Spiritual Moment

The Instructions In The Bible, Do They Really Matter?

Apr. 14, 2015

From the pen of Dr. Sam Jones 

Today’s Bible reading from I Chronicles 23-25 describes the appointment of Solomon as the king of Israel, and the appointing of the twenty-two divisions of the Levites. The Levites were the descendants of Levi, one of Jacob’s twelve sons. The tribe had three branches, named after the three sons of Levi: the Gershonites, the Kohathites, and the Meriarites.

According to Exodus 28:1, at Mount Sinai, God selected Aaron, Moses’ brother to be the high priest. No one but those who were descendants of Aaron could serve in this capacity, but the other divisions of Levites shared many of their privileges and responsibilities (cf. Num. 18). The non-priestly Levites helped care primarily for the tabernacle (cf. Num. 4). Later, when David began preparation for building the temple, he increased their duties making them singers, gatekeepers, treasurers, and royal officials (cf. Num. 24-26). David had the authority to do this.

The reading of the duties and responsibilities of the Levites assigned by God and even more specifically duties which only the descendants of Aaron could serve caused me to ponder the following thought. When God assigned duties and responsibilities to a particular group, we don’t have a right to change God’s assignment. The other tribes were not inferior or superior to the tribe of Levi. It was God’s preference for them to manage the spiritual matter of His people. Note no person—not Moses, Aaron or King David, could alter this without God’s approval. It would have been sinful if anyone from one of the tribes had decided to assume the duties and responsibilities assigned to the tribe of Levi. King Saul learned God’s instruction matters (I Sam. 15:1ff). Allow me to briefly deduct two thoughts for you to consider.

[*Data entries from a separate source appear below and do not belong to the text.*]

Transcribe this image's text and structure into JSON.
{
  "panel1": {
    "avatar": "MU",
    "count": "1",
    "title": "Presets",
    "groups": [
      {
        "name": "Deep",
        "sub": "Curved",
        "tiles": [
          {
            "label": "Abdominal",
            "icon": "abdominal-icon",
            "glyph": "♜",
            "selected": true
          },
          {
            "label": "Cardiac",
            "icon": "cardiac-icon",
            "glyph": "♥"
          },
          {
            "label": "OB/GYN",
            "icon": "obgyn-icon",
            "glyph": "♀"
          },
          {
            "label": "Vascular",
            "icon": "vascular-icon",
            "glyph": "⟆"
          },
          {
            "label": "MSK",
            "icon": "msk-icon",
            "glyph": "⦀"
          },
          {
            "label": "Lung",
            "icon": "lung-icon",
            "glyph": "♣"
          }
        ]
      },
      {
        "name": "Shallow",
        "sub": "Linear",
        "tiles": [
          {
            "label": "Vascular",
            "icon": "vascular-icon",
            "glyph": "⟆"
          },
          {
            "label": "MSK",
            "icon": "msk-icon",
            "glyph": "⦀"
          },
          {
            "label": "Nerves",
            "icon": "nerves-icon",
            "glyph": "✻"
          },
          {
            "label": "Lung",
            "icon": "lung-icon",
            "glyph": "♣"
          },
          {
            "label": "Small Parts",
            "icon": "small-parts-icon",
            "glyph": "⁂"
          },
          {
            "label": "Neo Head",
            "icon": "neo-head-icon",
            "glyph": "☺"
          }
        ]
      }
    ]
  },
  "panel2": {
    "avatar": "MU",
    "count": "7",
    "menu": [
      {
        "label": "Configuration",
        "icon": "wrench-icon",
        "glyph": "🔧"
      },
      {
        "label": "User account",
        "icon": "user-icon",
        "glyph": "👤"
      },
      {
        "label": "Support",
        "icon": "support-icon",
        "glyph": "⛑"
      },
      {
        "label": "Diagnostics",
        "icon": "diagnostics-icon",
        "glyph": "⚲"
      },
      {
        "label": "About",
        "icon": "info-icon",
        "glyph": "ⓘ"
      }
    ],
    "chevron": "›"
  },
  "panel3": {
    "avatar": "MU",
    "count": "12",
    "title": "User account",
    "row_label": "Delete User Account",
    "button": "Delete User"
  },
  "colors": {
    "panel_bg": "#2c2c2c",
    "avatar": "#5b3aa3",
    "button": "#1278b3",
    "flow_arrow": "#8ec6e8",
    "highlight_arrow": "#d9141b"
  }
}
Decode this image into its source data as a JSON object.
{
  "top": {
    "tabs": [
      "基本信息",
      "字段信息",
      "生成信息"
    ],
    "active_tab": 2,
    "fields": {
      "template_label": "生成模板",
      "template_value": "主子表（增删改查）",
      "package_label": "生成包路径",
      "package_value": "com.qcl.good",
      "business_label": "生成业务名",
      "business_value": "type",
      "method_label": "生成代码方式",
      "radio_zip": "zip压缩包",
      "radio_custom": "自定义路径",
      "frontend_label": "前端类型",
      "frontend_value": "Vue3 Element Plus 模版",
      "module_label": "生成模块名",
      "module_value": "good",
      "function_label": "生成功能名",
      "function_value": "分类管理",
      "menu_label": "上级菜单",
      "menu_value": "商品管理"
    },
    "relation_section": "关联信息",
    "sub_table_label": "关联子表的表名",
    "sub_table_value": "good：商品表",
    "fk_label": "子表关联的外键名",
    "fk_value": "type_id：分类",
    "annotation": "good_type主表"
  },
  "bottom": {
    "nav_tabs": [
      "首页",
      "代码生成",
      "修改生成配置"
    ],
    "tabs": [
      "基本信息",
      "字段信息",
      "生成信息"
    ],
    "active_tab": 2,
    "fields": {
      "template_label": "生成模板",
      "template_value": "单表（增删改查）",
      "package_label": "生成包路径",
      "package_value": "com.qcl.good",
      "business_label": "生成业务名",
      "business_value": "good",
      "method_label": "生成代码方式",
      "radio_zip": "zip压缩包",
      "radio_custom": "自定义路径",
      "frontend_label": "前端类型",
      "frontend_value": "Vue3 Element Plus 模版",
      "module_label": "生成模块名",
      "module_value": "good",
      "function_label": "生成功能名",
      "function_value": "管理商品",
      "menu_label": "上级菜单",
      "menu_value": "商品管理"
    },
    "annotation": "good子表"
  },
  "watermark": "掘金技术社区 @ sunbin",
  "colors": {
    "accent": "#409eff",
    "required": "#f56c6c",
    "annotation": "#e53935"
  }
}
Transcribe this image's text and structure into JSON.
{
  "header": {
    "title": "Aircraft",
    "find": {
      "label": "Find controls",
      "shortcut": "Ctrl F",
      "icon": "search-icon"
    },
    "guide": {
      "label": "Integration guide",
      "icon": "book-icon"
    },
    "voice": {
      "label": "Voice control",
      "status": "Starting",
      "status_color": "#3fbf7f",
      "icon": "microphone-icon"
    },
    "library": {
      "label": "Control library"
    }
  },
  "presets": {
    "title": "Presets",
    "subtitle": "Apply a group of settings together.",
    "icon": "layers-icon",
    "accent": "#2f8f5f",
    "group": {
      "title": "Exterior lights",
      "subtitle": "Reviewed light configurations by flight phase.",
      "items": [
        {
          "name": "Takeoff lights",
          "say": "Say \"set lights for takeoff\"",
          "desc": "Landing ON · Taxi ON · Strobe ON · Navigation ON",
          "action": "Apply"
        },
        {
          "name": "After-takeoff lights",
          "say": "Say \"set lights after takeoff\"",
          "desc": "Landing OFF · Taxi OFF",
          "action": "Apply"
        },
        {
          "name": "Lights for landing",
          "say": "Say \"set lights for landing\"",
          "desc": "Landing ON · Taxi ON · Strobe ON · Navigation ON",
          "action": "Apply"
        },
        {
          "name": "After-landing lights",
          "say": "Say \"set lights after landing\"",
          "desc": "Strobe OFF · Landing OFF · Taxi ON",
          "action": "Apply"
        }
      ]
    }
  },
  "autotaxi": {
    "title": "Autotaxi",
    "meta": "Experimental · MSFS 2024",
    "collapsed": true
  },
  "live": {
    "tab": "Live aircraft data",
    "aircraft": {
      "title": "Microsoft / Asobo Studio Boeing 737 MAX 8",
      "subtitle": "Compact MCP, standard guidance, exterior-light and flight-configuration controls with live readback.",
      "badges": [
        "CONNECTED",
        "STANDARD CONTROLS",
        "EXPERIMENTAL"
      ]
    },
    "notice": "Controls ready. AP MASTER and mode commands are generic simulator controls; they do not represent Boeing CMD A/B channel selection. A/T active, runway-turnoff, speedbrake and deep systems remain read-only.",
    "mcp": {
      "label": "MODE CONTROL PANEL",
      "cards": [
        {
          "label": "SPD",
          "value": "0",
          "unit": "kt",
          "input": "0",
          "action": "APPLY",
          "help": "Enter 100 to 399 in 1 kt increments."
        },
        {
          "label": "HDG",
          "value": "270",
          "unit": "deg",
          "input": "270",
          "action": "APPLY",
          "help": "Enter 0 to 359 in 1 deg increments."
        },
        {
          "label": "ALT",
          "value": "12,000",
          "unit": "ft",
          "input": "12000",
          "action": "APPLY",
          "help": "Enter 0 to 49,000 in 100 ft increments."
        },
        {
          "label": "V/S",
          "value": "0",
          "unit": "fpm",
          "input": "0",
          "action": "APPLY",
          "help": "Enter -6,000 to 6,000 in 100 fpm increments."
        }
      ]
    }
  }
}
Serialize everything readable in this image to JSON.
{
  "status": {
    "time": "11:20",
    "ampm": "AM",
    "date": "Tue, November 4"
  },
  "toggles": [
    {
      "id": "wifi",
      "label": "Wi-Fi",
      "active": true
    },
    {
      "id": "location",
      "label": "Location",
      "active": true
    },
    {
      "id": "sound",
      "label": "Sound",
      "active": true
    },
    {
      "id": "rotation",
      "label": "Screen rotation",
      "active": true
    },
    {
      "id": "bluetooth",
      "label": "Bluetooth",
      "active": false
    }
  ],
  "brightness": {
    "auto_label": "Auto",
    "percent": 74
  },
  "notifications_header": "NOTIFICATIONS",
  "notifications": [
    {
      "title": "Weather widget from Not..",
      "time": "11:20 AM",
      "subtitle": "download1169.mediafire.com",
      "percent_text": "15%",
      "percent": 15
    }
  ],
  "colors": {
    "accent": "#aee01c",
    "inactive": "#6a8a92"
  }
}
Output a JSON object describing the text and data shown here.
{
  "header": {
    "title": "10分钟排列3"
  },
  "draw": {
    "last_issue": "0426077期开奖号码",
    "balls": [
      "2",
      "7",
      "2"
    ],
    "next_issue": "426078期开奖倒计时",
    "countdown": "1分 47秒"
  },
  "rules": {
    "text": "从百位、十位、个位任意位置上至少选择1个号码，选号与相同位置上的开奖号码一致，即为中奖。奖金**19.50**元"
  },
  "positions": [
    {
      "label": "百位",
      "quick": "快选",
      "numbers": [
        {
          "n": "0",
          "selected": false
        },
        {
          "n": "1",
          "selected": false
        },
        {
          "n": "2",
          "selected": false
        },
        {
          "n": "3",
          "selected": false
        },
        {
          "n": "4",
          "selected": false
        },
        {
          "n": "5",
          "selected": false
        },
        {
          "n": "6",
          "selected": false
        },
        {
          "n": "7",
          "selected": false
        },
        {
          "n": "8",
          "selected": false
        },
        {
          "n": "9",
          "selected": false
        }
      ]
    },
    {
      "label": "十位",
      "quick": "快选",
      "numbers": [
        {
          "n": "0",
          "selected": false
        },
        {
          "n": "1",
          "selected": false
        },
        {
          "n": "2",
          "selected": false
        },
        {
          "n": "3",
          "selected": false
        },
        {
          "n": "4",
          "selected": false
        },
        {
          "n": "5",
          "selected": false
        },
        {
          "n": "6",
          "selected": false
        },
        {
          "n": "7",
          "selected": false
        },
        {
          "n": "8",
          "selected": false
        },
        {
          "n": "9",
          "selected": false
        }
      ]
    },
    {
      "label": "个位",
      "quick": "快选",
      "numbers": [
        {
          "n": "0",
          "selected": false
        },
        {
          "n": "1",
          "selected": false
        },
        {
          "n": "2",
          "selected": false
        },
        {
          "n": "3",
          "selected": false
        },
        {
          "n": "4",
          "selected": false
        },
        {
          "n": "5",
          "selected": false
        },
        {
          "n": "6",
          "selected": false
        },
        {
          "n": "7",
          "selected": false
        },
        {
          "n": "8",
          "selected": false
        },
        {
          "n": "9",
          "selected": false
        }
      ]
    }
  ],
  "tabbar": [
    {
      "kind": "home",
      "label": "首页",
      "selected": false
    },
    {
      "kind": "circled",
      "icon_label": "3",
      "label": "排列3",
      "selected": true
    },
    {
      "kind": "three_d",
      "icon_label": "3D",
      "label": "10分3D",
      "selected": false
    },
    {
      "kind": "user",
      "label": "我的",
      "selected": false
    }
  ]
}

First, the Bible teaches that men, in the church, have been assigned the duties and responsibilities to be the leaders (cf. I Cor. 14:34-37; I Tim. 2:11-15). Women are not inferior, nor superior to men (cf. Gal. 3:28). Just as it would have been sinful for someone outside of the tribe of Levi to serve in duties and responsibilities assigned to them by God; it’s equally as sinful for women today to assume duties and responsibilities assigned to men. Also, just like Moses and others couldn’t change God’s arrangement without His approval; people today don’t have the authority to change God’s command without His approval.

A second thought for consideration is only those who were descendants of Aaron could serve as priest. Today, only those who are “spiritual” descendants of Jesus Christ can serve as a leader in one of the various acts of worship. It would have been sinful if someone who was not one of Aaron’s descendants to perform the priestly duties. Thus, it would be equally wrong for someone who is not a “spiritual” descendant of Jesus or a member of His family to lead in an act of worship.

Religiously, it matters to God how we serve Him. We are not left to do as we feel or think. God, gave Israel instructions on how to please Him, and He has given us instructions on how to please Him (cf. 2 Tim. 3:16-17). It matters!